The whistle sounds and Jar Jar does some round-house-fly-through-the-air-kick thing.  Jack dodges the attack and spits at Jar Jar.  Real cool, Jack.  Real cool.  Jar Jar shrieks something followed by an “oky-day.”  Jack is pissed.  He hates that word.  The vein in his neck bulges and he cries out, fists flailing.  He lands a couple punches, but due to the fact that he’s a complete sissy and worn out from his other…activities, Jar Jar thinks he’s being tickled.

“Mesa lika.”  Go figure.

The two lock arms (not lips…Jar Jar isn’t that type of guy…fish…fuy…gish) and tussle.  In their overly boring confrontation, they break a water pipe.  Water gushes into the arena.  Jack looks for something to hold onto.  Look, a piece of drift wood.
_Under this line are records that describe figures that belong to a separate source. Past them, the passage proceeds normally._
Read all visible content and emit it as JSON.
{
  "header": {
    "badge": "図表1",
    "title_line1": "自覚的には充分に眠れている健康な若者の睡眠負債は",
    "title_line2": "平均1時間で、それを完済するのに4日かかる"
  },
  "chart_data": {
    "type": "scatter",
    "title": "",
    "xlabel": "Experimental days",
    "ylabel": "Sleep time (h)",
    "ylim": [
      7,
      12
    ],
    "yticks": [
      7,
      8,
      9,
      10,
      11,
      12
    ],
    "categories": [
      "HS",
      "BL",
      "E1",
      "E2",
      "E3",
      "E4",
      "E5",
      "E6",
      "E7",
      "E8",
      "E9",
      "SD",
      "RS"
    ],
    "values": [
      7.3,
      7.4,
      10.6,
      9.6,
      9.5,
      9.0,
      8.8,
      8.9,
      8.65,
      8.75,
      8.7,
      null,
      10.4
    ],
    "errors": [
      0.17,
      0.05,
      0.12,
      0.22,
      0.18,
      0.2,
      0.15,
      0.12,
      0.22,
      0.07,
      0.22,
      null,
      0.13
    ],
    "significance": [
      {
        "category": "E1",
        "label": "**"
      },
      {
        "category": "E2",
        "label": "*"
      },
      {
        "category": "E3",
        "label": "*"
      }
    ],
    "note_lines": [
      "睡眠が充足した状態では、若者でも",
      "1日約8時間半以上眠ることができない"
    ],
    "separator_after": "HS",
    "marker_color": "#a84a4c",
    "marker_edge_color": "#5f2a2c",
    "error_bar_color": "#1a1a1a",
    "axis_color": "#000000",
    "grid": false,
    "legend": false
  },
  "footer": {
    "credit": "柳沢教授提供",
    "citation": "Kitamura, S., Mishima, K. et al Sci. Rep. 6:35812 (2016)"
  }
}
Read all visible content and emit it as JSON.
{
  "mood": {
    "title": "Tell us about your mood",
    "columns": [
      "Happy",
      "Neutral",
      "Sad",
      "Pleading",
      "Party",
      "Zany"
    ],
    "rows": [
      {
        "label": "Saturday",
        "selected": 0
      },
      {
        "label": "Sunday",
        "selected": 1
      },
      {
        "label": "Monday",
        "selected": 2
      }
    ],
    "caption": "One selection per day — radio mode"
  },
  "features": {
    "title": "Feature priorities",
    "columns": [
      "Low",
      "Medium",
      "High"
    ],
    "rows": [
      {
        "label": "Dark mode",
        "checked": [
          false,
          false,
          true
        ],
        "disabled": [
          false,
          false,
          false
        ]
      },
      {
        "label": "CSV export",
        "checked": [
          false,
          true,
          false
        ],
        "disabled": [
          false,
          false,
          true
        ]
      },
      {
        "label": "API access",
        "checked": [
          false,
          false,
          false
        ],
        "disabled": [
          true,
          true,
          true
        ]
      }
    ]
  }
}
“Wesa goin’ under water, oky-day?”  Jar swims in the new fight-pool.  Jack flails about and realizes he doesn’t know how to fight.  In his kicking, he lands a shot to the groin, only to find out Jar Jar didn’t have anything there except a Jar Jar solar plexus.   Jar Jar passes out and sinks to the bottom of the arena.  Jack is getting cold.  Jar Jar is still passed out.  Jack is colder.  The arena finally collapse, the water rushing out like a flash flood (how’s that for a cheesy cliche simile!).  The drift wood Jack was hanging onto impales Jar Jar through the skull.  As he falls, Jack tries to grab a chandelier, forgetting he’s wet.  Jack never was good for brains.  The water on his hands conducts a perfect electric symphony and zap Jack into 40 pieces.

Shoot.  They’re both dead.  I’ll have to figure something out for a replacement.